Sua última residência era uma casinha antiga que se situava na rua Santa Cruz, adiante do citado bar do Paulo Pascotti, no lado esquerdo da rua. Contemporâneos dele, dizem que seu enterro foi bastante concorrido, e uma multidão silenciosa acompanhou seu féretro até o cemitério. Nesta data, no final de julho de 1957, publicou-se no Jornal de Araras uma pequena crônica, sem autor, trazendo mais algumas facetas deste curioso tipo popular:

“NANIA. Era um bom. Era ingênuo, inofensivo. Destituído de tudo que representava preocupações de propriedade.
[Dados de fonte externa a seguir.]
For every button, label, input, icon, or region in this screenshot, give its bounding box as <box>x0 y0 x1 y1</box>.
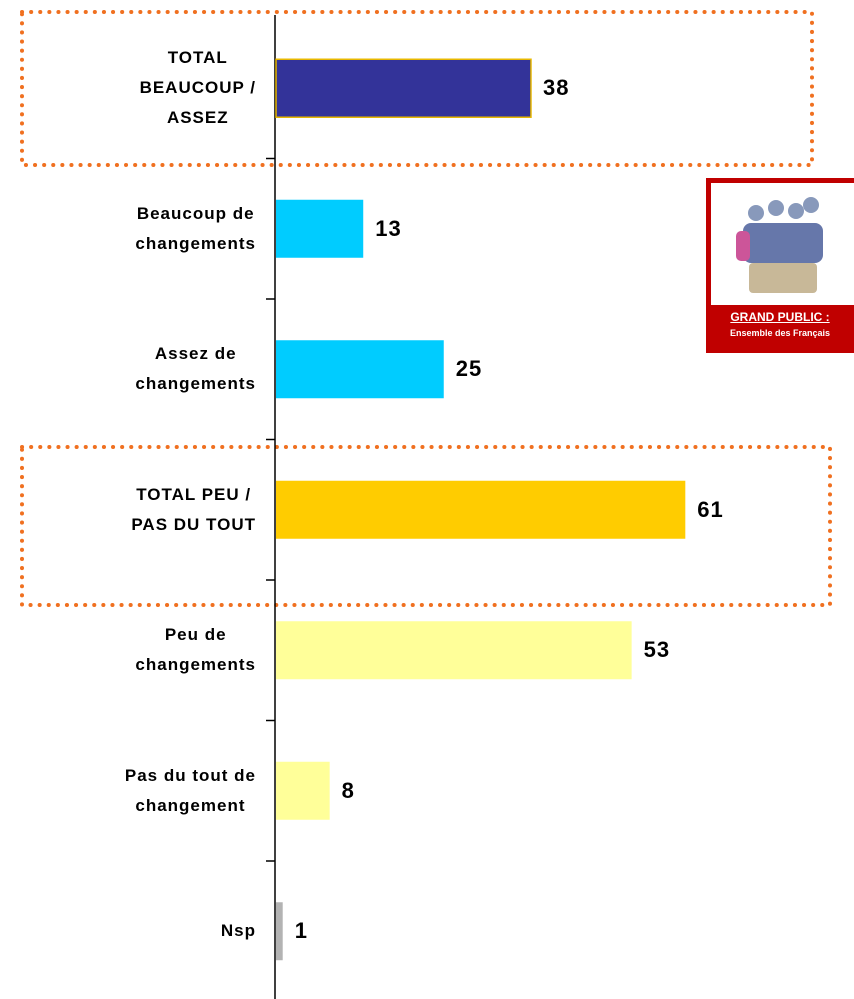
category-label: TOTAL BEAUCOUP / ASSEZ <box>139 48 256 128</box>
value-label: 61 <box>697 496 724 522</box>
bar <box>276 199 364 258</box>
category-label: Nsp <box>220 921 256 941</box>
value-label: 38 <box>542 75 570 101</box>
value-label: 25 <box>455 356 483 382</box>
category-label: Assez de changements <box>135 344 256 394</box>
bar <box>276 621 632 680</box>
category-label: TOTAL PEU / PAS DU TOUT <box>131 484 256 534</box>
category-label: Pas du tout de changement <box>124 765 256 815</box>
value-label: 1 <box>294 918 308 944</box>
badge-title: GRAND PUBLIC : <box>730 310 830 324</box>
category-label-box: Assez de changements <box>135 339 256 399</box>
value-label: 53 <box>643 637 671 663</box>
category-label-box: TOTAL BEAUCOUP / ASSEZ <box>140 43 256 133</box>
category-label: Peu de changements <box>135 625 256 675</box>
value-label: 8 <box>341 777 355 803</box>
bar <box>276 761 330 820</box>
people-image <box>711 183 854 305</box>
bar <box>276 340 444 399</box>
category-label-box: Nsp <box>221 916 256 946</box>
people-icon <box>736 197 823 293</box>
highlight-box <box>20 10 814 167</box>
badge-subtitle: Ensemble des Français <box>729 328 831 338</box>
badge: GRAND PUBLIC : Ensemble des Français <box>706 178 854 353</box>
category-label-box: Beaucoup de changements <box>135 199 256 259</box>
bar <box>276 902 283 961</box>
bar <box>275 58 532 118</box>
category-label-box: Pas du tout de changement <box>125 761 256 821</box>
bar <box>276 480 686 539</box>
category-label-box: TOTAL PEU / PAS DU TOUT <box>131 480 256 540</box>
category-label: Beaucoup de changements <box>135 203 256 253</box>
category-label-box: Peu de changements <box>135 620 256 680</box>
value-label: 13 <box>375 215 402 241</box>
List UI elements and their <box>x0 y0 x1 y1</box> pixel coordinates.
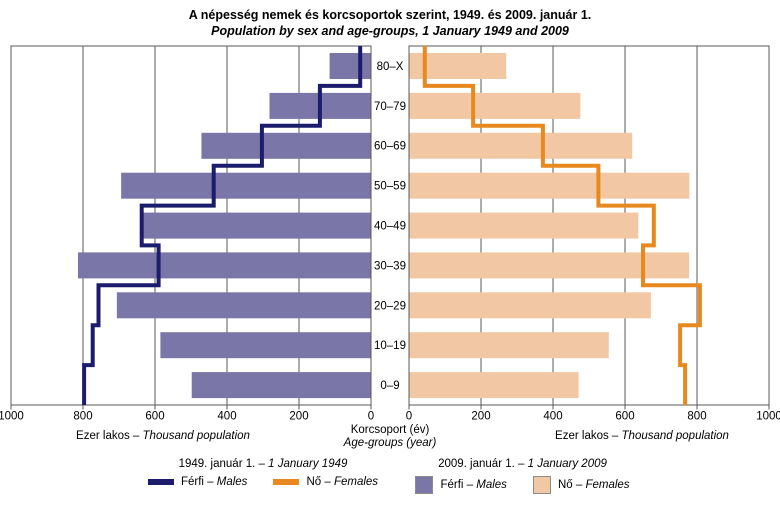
females-label-en: Females <box>585 479 630 491</box>
left-axis-caption-hu: Ezer lakos – <box>76 430 140 442</box>
legend-label-males-1949: Férfi – Males <box>181 476 247 488</box>
females2009-bar <box>409 292 651 319</box>
males2009-bar <box>160 332 371 359</box>
legend-item-females-2009: Nő – Females <box>532 476 630 494</box>
right-plot-border <box>408 45 770 406</box>
chart-title-english: Population by sex and age-groups, 1 Janu… <box>211 24 569 38</box>
tick-label: 800 <box>687 411 706 423</box>
males2009-bar <box>121 172 371 199</box>
age-group-label: 30–39 <box>374 260 406 272</box>
females-2009-bar-swatch-icon <box>532 476 551 494</box>
age-axis-caption-en: Age-groups (year) <box>343 437 437 449</box>
tick-label: 200 <box>471 411 490 423</box>
tick-label: 200 <box>289 411 308 423</box>
males-1949-line-swatch-icon <box>147 479 174 485</box>
females2009-bar <box>409 332 609 359</box>
legend-items-1949: Férfi – Males Nő – Females <box>108 476 418 488</box>
females1949-step-line <box>422 46 702 405</box>
legend-group-2009: 2009. január 1. – 1 January 2009 Férfi –… <box>390 458 655 494</box>
legend-header-2009-hu: 2009. január 1. – <box>438 458 525 470</box>
females-label-hu: Nő – <box>306 476 331 488</box>
females-label-en: Females <box>333 476 379 488</box>
tick-label: 1000 <box>0 411 24 423</box>
females2009-bar <box>409 132 633 159</box>
legend-header-2009: 2009. január 1. – 1 January 2009 <box>390 458 655 470</box>
legend-label-females-2009: Nő – Females <box>558 479 630 491</box>
males-label-hu: Férfi – <box>440 479 474 491</box>
males-label-en: Males <box>476 479 507 491</box>
females-1949-line-swatch-icon <box>273 479 300 485</box>
males2009-bar <box>329 53 371 79</box>
age-group-label: 0–9 <box>380 380 399 392</box>
age-group-label: 70–79 <box>374 101 406 113</box>
legend-header-2009-en: 1 January 2009 <box>527 458 607 470</box>
legend-header-1949-hu: 1949. január 1. – <box>178 458 265 470</box>
legend-item-males-2009: Férfi – Males <box>415 476 507 494</box>
females-label-hu: Nő – <box>557 479 583 491</box>
age-group-label: 10–19 <box>374 340 406 352</box>
pyramid-chart-svg: 1000 800 600 400 200 0 0 200 400 600 800 1000 80–X 70… <box>0 45 780 423</box>
legend-item-females-1949: Nő – Females <box>273 476 378 488</box>
tick-label: 600 <box>615 411 634 423</box>
left-axis-caption: Ezer lakos – Thousand population <box>63 430 263 443</box>
tick-label: 1000 <box>756 411 780 423</box>
males1949-step-line <box>82 46 363 405</box>
males2009-bar <box>77 252 371 279</box>
age-group-label: 40–49 <box>374 221 406 233</box>
title-block: A népesség nemek és korcsoportok szerint… <box>0 0 780 39</box>
age-group-label: 20–29 <box>374 300 406 312</box>
legend-header-1949: 1949. január 1. – 1 January 1949 <box>108 458 418 470</box>
males2009-bar <box>142 212 371 239</box>
tick-label: 400 <box>217 411 236 423</box>
legend-items-2009: Férfi – Males Nő – Females <box>390 476 655 494</box>
middle-axis-caption: Korcsoport (év) Age-groups (year) <box>315 424 465 450</box>
age-group-label: 80–X <box>377 61 404 73</box>
females2009-bar <box>409 252 690 279</box>
age-group-label: 60–69 <box>374 141 406 153</box>
right-axis-caption-hu: Ezer lakos – <box>555 430 619 442</box>
males2009-bar <box>201 132 372 159</box>
tick-label: 0 <box>406 411 412 423</box>
males-label-hu: Férfi – <box>180 476 214 488</box>
chart-title-hungarian: A népesség nemek és korcsoportok szerint… <box>188 8 592 22</box>
legend-label-females-1949: Nő – Females <box>306 476 378 488</box>
females2009-bar <box>409 372 579 399</box>
tick-label: 800 <box>73 411 92 423</box>
tick-label: 0 <box>368 411 374 423</box>
tick-label: 400 <box>543 411 562 423</box>
tick-label: 600 <box>145 411 164 423</box>
legend-label-males-2009: Férfi – Males <box>440 479 506 491</box>
right-axis-caption: Ezer lakos – Thousand population <box>542 430 742 443</box>
females2009-bar <box>409 92 581 119</box>
left-plot-border <box>10 45 372 406</box>
age-axis-caption-hu: Korcsoport (év) <box>350 424 430 436</box>
females2009-bar <box>409 172 690 199</box>
age-group-label: 50–59 <box>374 181 406 193</box>
right-axis-caption-en: Thousand population <box>621 430 729 442</box>
legend-group-1949: 1949. január 1. – 1 January 1949 Férfi –… <box>108 458 418 488</box>
legend-item-males-1949: Férfi – Males <box>147 476 247 488</box>
females2009-bar <box>409 212 639 239</box>
males2009-bar <box>116 292 372 319</box>
males2009-bar <box>191 372 372 399</box>
males-2009-bar-swatch-icon <box>415 476 434 494</box>
males-label-en: Males <box>216 476 248 488</box>
legend-header-1949-en: 1 January 1949 <box>268 458 348 470</box>
left-axis-caption-en: Thousand population <box>142 430 250 442</box>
Tinha um único bem, bem que é comum a todos — a vida.
Entretanto, para a criançada do lado do Parque Infantil, Nania dava a sua vida, a única propriedade que, possuia para atender a todos.
Arreliando aquela figura dormente, quase delirante, derreada pelo sofrimento e pelo vício, figura vencida de homem, os petizes, na sua inocencia, traziam àquela alma felicidade!
— Nania, pulenta fria.
— Toma banho na bacia...
A isso, somente a isso, é que o preto velho mostrava os dentes. Nesse momento é que seus olhos, quase sempre embaçados, deixava entrar uma luz, pela qual se podia ver a alegria do seu interior.
O Nania morreu. Seu nome, por certo, será lembrado no futuro, pela geração de hoje. Haverá mesmo algum historiador que a ele dedicará, uma de suas páginas relembrando dos tipos populares da cidade.
Seu único pecado era ser temido pelas criancinhas — até elas o conheciam. É que os pais, num tremendo erro educativo, querendo conseguir determinada coisa de seus filhinhos diziam:
— O Nania te pega.
Mas o preto velho, não fazia mal a ninguém.
As próprias crianças quando mais esclarecidas, amavam o Nania, brincavam com ele.
— Nania pulenta fria.
E o preto velho, o homem que era ‘rico’, com sua voz grossa, meio enrolada, dizia:
— Oitenta conto no banco.
Nania era tão ‘rico’ que ‘emprestou’ trezentos contos a muita gente na cidade.
Esta semana, seus amigos o conduziram à sepultura. Ali, Nania dormirá seu sono eterno.”

Caros leitores, esse era o tal do Ananias...



* Capítulo de um livro meu em andamento, "Tipos populares de rua da Araras antiga", onde disseco 36 tipos que viveram no século 20.